Is the law an obstacle that adds to the other obstacles faced by victims of bullying? The answer is currently yes, but partly because of problems common to all victims in the legal system. Victims may face a high burden of proof to establish bullying and they must also be aware that the bullies are able to use their own legal rights to counter-attack, something that must also be of considerable concern to employers. The requirements of natural justice have the side-effect of exposing the victim (or more likely victims) to further abuse if the allegations are not able to be established – hence the reluctance to make formal complaints especially where, as is often the case, management and HR departments are ineffectual or hostile.

That being said, however, the personal grievance process provides the Authority and the Court with the tools to deal with cases of bullying and the effectivness of these bodies will increase as more cases are brought.

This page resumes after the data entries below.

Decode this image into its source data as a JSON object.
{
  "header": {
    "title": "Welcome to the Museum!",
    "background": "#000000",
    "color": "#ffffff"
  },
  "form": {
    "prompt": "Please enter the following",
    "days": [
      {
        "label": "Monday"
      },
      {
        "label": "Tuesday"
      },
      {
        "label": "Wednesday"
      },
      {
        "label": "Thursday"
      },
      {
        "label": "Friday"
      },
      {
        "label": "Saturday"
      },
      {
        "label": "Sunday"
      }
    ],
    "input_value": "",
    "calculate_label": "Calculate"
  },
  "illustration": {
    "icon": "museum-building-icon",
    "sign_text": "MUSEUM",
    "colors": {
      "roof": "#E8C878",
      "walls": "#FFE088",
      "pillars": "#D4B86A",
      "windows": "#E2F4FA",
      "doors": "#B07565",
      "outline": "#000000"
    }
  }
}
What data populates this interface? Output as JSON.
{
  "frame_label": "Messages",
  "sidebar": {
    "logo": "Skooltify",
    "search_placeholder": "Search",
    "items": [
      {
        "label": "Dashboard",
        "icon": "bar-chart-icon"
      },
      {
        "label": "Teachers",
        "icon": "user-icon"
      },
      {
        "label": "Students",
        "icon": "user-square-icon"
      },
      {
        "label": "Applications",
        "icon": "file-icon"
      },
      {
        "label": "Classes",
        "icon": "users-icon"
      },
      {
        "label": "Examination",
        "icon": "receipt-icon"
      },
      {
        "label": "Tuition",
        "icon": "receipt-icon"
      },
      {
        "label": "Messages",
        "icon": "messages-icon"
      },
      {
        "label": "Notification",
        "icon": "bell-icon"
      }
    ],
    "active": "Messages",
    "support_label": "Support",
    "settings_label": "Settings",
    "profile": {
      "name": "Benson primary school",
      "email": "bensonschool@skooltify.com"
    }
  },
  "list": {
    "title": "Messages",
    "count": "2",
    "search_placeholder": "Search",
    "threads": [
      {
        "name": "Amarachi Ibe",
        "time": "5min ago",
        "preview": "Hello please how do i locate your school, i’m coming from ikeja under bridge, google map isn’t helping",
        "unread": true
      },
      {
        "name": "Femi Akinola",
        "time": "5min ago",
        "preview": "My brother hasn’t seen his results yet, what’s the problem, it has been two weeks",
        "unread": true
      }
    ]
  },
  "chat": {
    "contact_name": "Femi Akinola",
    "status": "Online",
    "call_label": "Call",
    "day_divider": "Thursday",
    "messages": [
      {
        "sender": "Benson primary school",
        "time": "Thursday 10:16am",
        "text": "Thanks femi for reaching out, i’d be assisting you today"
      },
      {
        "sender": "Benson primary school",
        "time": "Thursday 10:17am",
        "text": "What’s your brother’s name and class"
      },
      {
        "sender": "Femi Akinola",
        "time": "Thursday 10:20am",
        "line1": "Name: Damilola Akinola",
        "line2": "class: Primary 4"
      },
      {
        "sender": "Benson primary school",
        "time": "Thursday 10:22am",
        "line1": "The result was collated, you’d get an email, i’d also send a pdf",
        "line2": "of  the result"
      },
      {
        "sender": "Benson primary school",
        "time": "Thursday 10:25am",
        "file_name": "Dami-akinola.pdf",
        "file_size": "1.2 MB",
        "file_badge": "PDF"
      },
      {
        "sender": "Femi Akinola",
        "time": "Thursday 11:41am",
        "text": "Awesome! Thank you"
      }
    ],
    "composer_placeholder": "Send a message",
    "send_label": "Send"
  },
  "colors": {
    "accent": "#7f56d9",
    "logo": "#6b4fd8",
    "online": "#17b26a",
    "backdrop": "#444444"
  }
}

The personal grievance procedure provides as good a legal solution as is likely to be obtained but as with harassment it is second best protection - the best is that employers ensure that they are fully aware of the nature of workplace bullying and that they adopt a zero-tolerance policy towards it.

The report is avaible at;
Readers may be intersted in a paper I wrote with Neisha Cbhibba on this topic in 2008: Intractable issues in the Workplace: Dealing with Workplace Bullying, Typhoid Chris and Stess 

1 comment:

  1. I am not a Kiwi, but have been to NZ several times. The problem of workplace bullying is a global issue,and many of the scenario outlined above I have witnessed myself, in fact the article seems very close to home.Unfortunately,Unions are often ineffective in dealing with this sort of behavior,due to the shop steward being an employee himself,and not wanting to become a target of his employers,and all the potential witnesses in this sort of scenario often wishing to score points with management with the result that the bully is often 'on his own'I think the worst perpetrators of workplace bullying are supervisor/lower management level ie not quite worker, not quite management,people who feel inadequet in themselves,and who have to put others down in order to get an ego boost.